From c9517d7cbf1d518eef0447e1507d4c1d6bb444ae Mon Sep 17 00:00:00 2001
From: Hyperdraw <41306289+Hyperdraw@users.noreply.github.com>
Date: Sun, 24 Jul 2022 15:49:28 -0500
Subject: [PATCH 1/8] Copy design-checklist.md to design/README.md

so all design documents can be kept in a directory
---
 design/README.md | 6 ++++++
 1 file changed, 6 insertions(+)
 create mode 100644 design/README.md

diff --git a/design/README.md b/design/README.md
new file mode 100644
index 0000000..f30bc9f
--- /dev/null
+++ b/design/README.md
@@ -0,0 +1,6 @@
+# Design Documents Checklist
+
+* [ ] Simple generic RL model (TensorFlow)
+* [ ] RL iteration process (using the model and a Gym environment)
+* [ ] Flappy Bird Gym environment (or use `flappy-bird-gym`?)
+* [ ] Other Gym environment (maybe a somewhat more complex game)

From 594f5e041bc768017abcc2ce73b194007668bcdf Mon Sep 17 00:00:00 2001
From: Hyperdraw <41306289+Hyperdraw@users.noreply.github.com>
Date: Sun, 24 Jul 2022 15:58:54 -0500
Subject: [PATCH 2/8] Delete design-checklist.md

since it was moved to `design/README.md`
---
 design-checklist.md | 6 ------
 1 file changed, 6 deletions(-)
 delete mode 100644 design-checklist.md

diff --git a/design-checklist.md b/design-checklist.md
deleted file mode 100644
index 026fa7f..0000000
--- a/design-checklist.md
+++ /dev/null
@@ -1,6 +0,0 @@
-# Design Checklist
-
-* [ ] Simple generic RL model (TensorFlow)
-* [ ] RL iteration process (using the model and a Gym environment)
-* [ ] Flappy Bird Gym environment (or use `flappy-bird-gym`?)
-* [ ] Other Gym environment (maybe a somewhat more complex game)

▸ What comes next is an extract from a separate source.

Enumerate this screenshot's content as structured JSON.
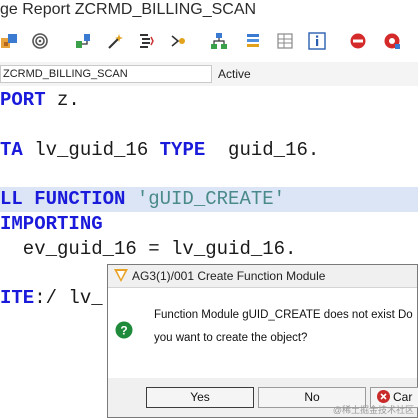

From 87abd4322ea2f6318e6c5cb4271dd2130fe3ba02 Mon Sep 17 00:00:00 2001
From: Hyperdraw <41306289+Hyperdraw@users.noreply.github.com>
Date: Sun, 24 Jul 2022 16:24:59 -0500
Subject: [PATCH 3/8] Add design document for reinforcement loop

---
 design/reinforcement-loop.md | 43 ++++++++++++++++++++++++++++++++++++
 1 file changed, 43 insertions(+)
 create mode 100644 design/reinforcement-loop.md

diff --git a/design/reinforcement-loop.md b/design/reinforcement-loop.md
new file mode 100644
index 0000000..0499517
--- /dev/null
+++ b/design/reinforcement-loop.md
@@ -0,0 +1,43 @@
+# The Reinforcement Iteration Loop
+
+This document describes the main learning loop for the project.
+
+## Prerequisites
+
+* A Gym environment with discrete action space
+* An objective function that can provide rewards and punishments (e.g. how long the agent survives after an action)
+* A TensorFlow model suited for reinforcement learning (see the design document checklist)
+
+## Concept
+
+The reinforcement loop should run multiple games, each one gathering information about what actions are successful for various states.
+Between game runs, the model will be retrained to make use of the newly gathered data.
+Because the model will start untrained and innacurate, it would likely get stuck performing the same action every timestep.
+Therefore, a randomness factor, `epsilon`, is used to give a possibility each timestep of a random action being chosen rather than using the model.
+As the model gains new data, it should become more accurate and so `epsilon` can be slowly decreased.
+
+## Pseudocode
+
+* Let `epsilon` start at `1`
+* Let `epsilon_decrease` be a small positive number less than 1 (hyperparameter)
+* Let `state_history` be an empty list
+* Let `value_history` be an empty list
+* Let the model begin untrained
+* For every game run:
+  * Let `states` be an empty list
+  * Let `actions` be an empty list
+  * Let `values` be an empty list
+  * For every timestep:
+    * Pick a random number between 0 and 1. If it is less than or equal to `epsilon`:
+      * Perform a random action from the action space
+    * Otherwise, if it is greater than `epsilon`:
+      * Give the current game state to to the model to predict the scores of each action. Perform the action with the highest score.
+    * Append the performed action to `actions`
+    * Append the game state to `states`
+    * Append an entry to `values` where every action's score is 0
+    * If there is a reward/punishment:
+      * Change each entry in `values` so that the score of the action performed for that entry (based on the record in `actions`) is changed by the reward/punishment value (positive for reward, negative for punishment)
+  * Append all entries in `states` to `state_history`
+  * Append all entries in `values` to `value_history`
+  * Retrain the model with `state_history` as the inputs and `value_history` as the outputs
+  * Decrease `epsilon` by `epsilon_decrease`

From da43157db7a8d697245deb13a23d7e097701677f Mon Sep 17 00:00:00 2001
From: Hyperdraw <41306289+Hyperdraw@users.noreply.github.com>
Date: Sun, 24 Jul 2022 16:27:05 -0500
Subject: [PATCH 4/8] Check of RL iteration process design doc

---
 design/README.md | 2 +-
 1 file changed, 1 insertion(+), 1 deletion(-)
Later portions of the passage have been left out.